Da Cardina un breve tratto vi porta più in basso al Crott del Luff, presso l’ingresso di Villa Ravasi. Ma qui la strada vi congeda, non senza avervi affidato ad un’altra stradetta che vi condurrà difilato al Crotto.
È l’unico sfamatoio del luogo e bisognerà approfittarne perché è già il tocco e la ci batte.
Il Crott del Luff appartiene a quei tipi di crotti dove il vino matura al fresco nelle viscere della montagna e dove ancora vi portano il conto scritto col gesso su di una lavagnetta.
L’ostessa, una donnetta dalle guance rifiorite, vestita di nero, è un po’ «pédica» di natura: è di quelle che quasi quasi le fate piacere a non incomodarle a servirvi e vi chiedono cosa volete con l’aria rabbiosetta d’un barboncino a cui abbiate pestata la coda. In verità a me piacciono codesti tipi. E anche mi piacque, una volta tanto, quel dovermi accontentare di uova e formaggio pensando a Sant’Antonio che si nutriva di locuste e alla vita sobria del Doge Alvise Cornaro.

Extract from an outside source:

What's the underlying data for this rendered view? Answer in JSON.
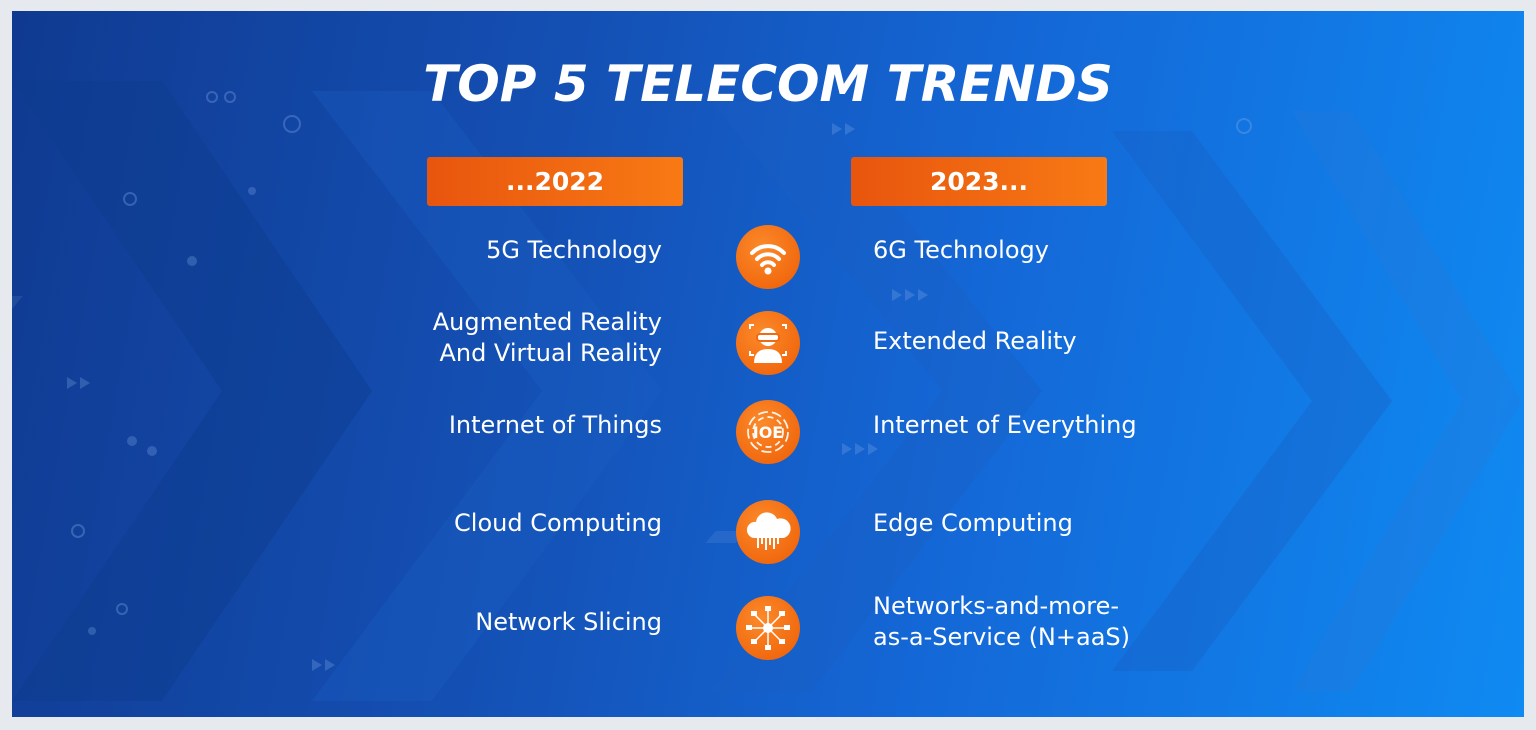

Dietro la saletta c’è la cucina e dietro la cucina il crotto vero e proprio, freschissimo frigidaire naturale, dove di qua e di là stanno allineate le botti in un’ombra cavernosa romita, odorante d’umido e di mosto.
Mentre mangiavamo ebbimo anche la ventura di discorrere con un ometto che era capitato lì da Cardina per bere un bicchier di vino e leggere La Provincia. Era un vecchio giardiniere a riposo, e come entrammo un poco in confidenza con lui, venimmo a sapere ch’egli era stato addetto per molti anni al servizio dei Giardini Pubblici milanesi, al tempo, cioè, in cui tal servizio era stato affidato dal Comune al fiorista Cattaneo. Anzi il cruccio di quest’uomo, che un po’ ammalazzato si era dovuto ritirare al suo paesello, stava in ciò che sgraziatamente, per un ripicco, s’era congedato dal suo padrone qualche mese prima che il servizio dei giardini fosse passato alle dipendenze del Comune: quando, in poche parole, i giardinieri comunali entrati in ruolo, cominciavano a star bene, ad aver il pane assicurato, l’avanzamento, la pensione, ecc.
– Che sonata! – sospirava il brav’uomo. Aveva però la chiacchiera pronta, e così di parola in parola ci venne narrando del suo mestiere. Conosceva tutti i più bei giardini e le ville del lago e della provincia, perché un po’ c’era stato a servire e un po’ ci aveva amici e colleghi a lavorare. Sapeva la rava e la fava di tutti i loro proprietari, e delle loro mogli, amiche, sostanze, passioni, e i trapassi avvenuti nelle proprietà e le fortune e sfortune che le aveva colpite. Era insomma, o si dava a divedere per uno di quegli uomini lavorati da molti anni di vita milanese; di quelli che si dicono descantaa.
Ma appariva terribilmente pessimista riguardo ai signori: indignato contro i signori che lo avevano deluso nella sua devozione per la vera signorilità; contro i signori che per spensierataggine s’erano rovinati così pel gusto di sciupare, di sperperare. Con una specie di epica disperata egli si divertiva a narrarci le debolezze e i tracolli di ognuno, numerava tutte le ville ch’erano da vendere sul lago e tucc i nobell ch’erano andaa in tocc.
Il Tale? Era andato in malora perché giocava in borsa. Il Tal’ altro? Ha dovuto vendere perfino la spilla della cravatta per fronteggiare i debiti della moglie. Poi diceva: – Hiin adree a taià a tocc la Sucota; la Passalacqua l’ha vendùu foeura tutt el mobili, han venduu i Taverna, han venduu i Vergani, i Saporiti, i Erba…-
Storie innumerevoli di vendite, di impoverimenti passavano nella sua narrazione: storie di milioni smaltiti in un soffio, di dissipazioni inaudite. Una specie di segreta maledizione biblica pareva soffiasse dalle sue parole, contro tutto il mondo di sciori da lui amato e riverito un tempo come la bellezza stessa della terra: poiché questi sciori a cui egli aveva dedicato la sua esistenza, corrotti, infamati, disperati e squattrinati, lo avevano tradito nel suo amore. Era tutto il mondo dei fiori, delle serre, dei profumi, che stava crollando: il mondo dell’eleganza e della grazia ch’egli aveva creduto immortale, e invece… E non gliela perdonava. E adesso, e adesso?
– E adess tutt el lagh l’è de vend! – gridò alla fine allargando le braccia, impetuosamente, e scoppiando in una risata quasi diabolica.